Her yıl partinizin ve partililerinizin organizasyonu ile anmalar yaptığınız, destanlar yazdığınız, isimlerini bayraklaştırdığınız, darağacında üç fidan diye şarkılar yazdığınız Deniz Gezmiş, Yusuf Aslan ve Hüseyin İnan 1972’de cuntanın mahkemesi tarafından Atıfg Hoca ile aynı anayasa maddesine dayatılarak idam edildi. Banka soygunu, gasp, polise askere kurşun sıkma-yaralama, masum bir taksicinin ölümüne sebep olma gibi eylemleri vardı. Bunlara rağmen avukatı, temyizi ve idamın uygulanması için TBMM onayı gereken bu mahkemeleri bile ben mahkemeden saymıyorum, hukuk için utanç mahkemeleridir. TBMM’de bu idam onaylanırken 28 CHP milletvekiliniz de EVET oyu kullandı. Kahir ekseriyeti partiliniz olan ve Genel Başkanınızın başını çektiği anmacılar da hesap verecek mi?

Mehmetçiğimizi şehit eden, kundaktaki çocuğa kurşun sıkan PKK-YPG terör örgütlerine terörist diyemeyen, “Biz YPG’yi terör örgütü olarak görmüyoruz, YPG kendi vatanını kurtarmak için örgütlenmiş bir oluşumdur.” diyen genel başkanın da hesap verecek mi? Yoksa sen de mi aynı fikirdesin?

 “Başkan Apo’nun heykelini dikeceğiz” diyen, insanları sokağa çağırıp onlarca insanın ölümüne yol açan, Yasin Börü gibi bir gariban çocuğun başını taşla ezerek öldüren güruha liderlik eden Selahattin Demirtaş’a şeref madalyası payesi veren liderin de hesap verecek mi?
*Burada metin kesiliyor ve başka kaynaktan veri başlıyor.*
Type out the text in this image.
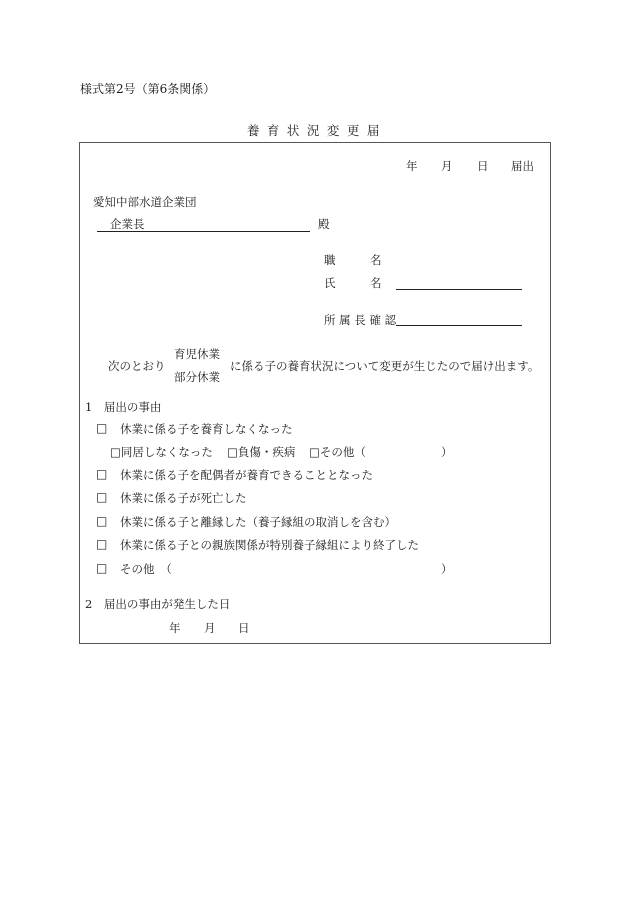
様式第2号（第6条関係）
養育状況変更届
年 月 日 届出
愛知中部水道企業団
企業長	殿
職　　　名
氏　　　名
所 属 長 確 認
次のとおり
育児休業
部分休業
に係る子の養育状況について変更が生じたので届け出ます。
1　届出の事由
□ 休業に係る子を養育しなくなった
□同居しなくなった □負傷・疾病 □その他（	）
□ 休業に係る子を配偶者が養育できることとなった
□ 休業に係る子が死亡した
□ 休業に係る子と離縁した（養子縁組の取消しを含む）
□ 休業に係る子との親族関係が特別養子縁組により終了した
□ その他　（	）
2　届出の事由が発生した日
年 月 日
Biz Anadolu’nun dört bir yanında, ağıtların yankılandığı ateş düşmüş evlerden şehitlerimizin cenazesini kaldırırken, PKK leşlerinin tabutlarına omuz veren vekilleriniz de hesap verecek mi?
Sur ’da şehit edilen 70 Asker ve polisimizi yok sayıp, Afrin’de, Rakka’da öldürülen, vatanımda orman bırakmayıp yakan ama yere izmarit atmayan çevreci çocuklarınızın leşleri başında gözyaşı dökenler de hesap verecek mi?
Terörist köpeklere her türlü maddi manevi imkânları sağlayan, kol kanat geren belediyelere kayyum atanınca koştura koştura desteğe giden, ama iki adım ötede o köpeklerin çocuk yaşta dağa çıkarıp eline silah verip ölüme gönderdiği, tecavüz ettiği çocuklarını onlardan geri isteyen Diyarbakır Anneleri ’ne selam bile veremeyen yoldaşların da hesap verecek mi?

Asırlardan beri gururumuz, Peygamber ocağımız, tutunacak dalımız, sığınacak dağımız olarak görüp, milletçe hepimizin bir ferdi olduğumuzu düşündüğümüz Türk Silahlı Kuvvetlerimize, ordumuza satılmış diyenler de hesap verecek mi?
Bir yandan kadın hakları diye bağırıp bir yandan da o kadınlara neredeyse her gün yeni bir taciz-tecavüz travması yaşatan, hem de üzerine yönetici etiketi yapıştırdığınız partilileriniz için suskunluğunuz devam edecek mi, yoksa onlar da hesap verecek mi?”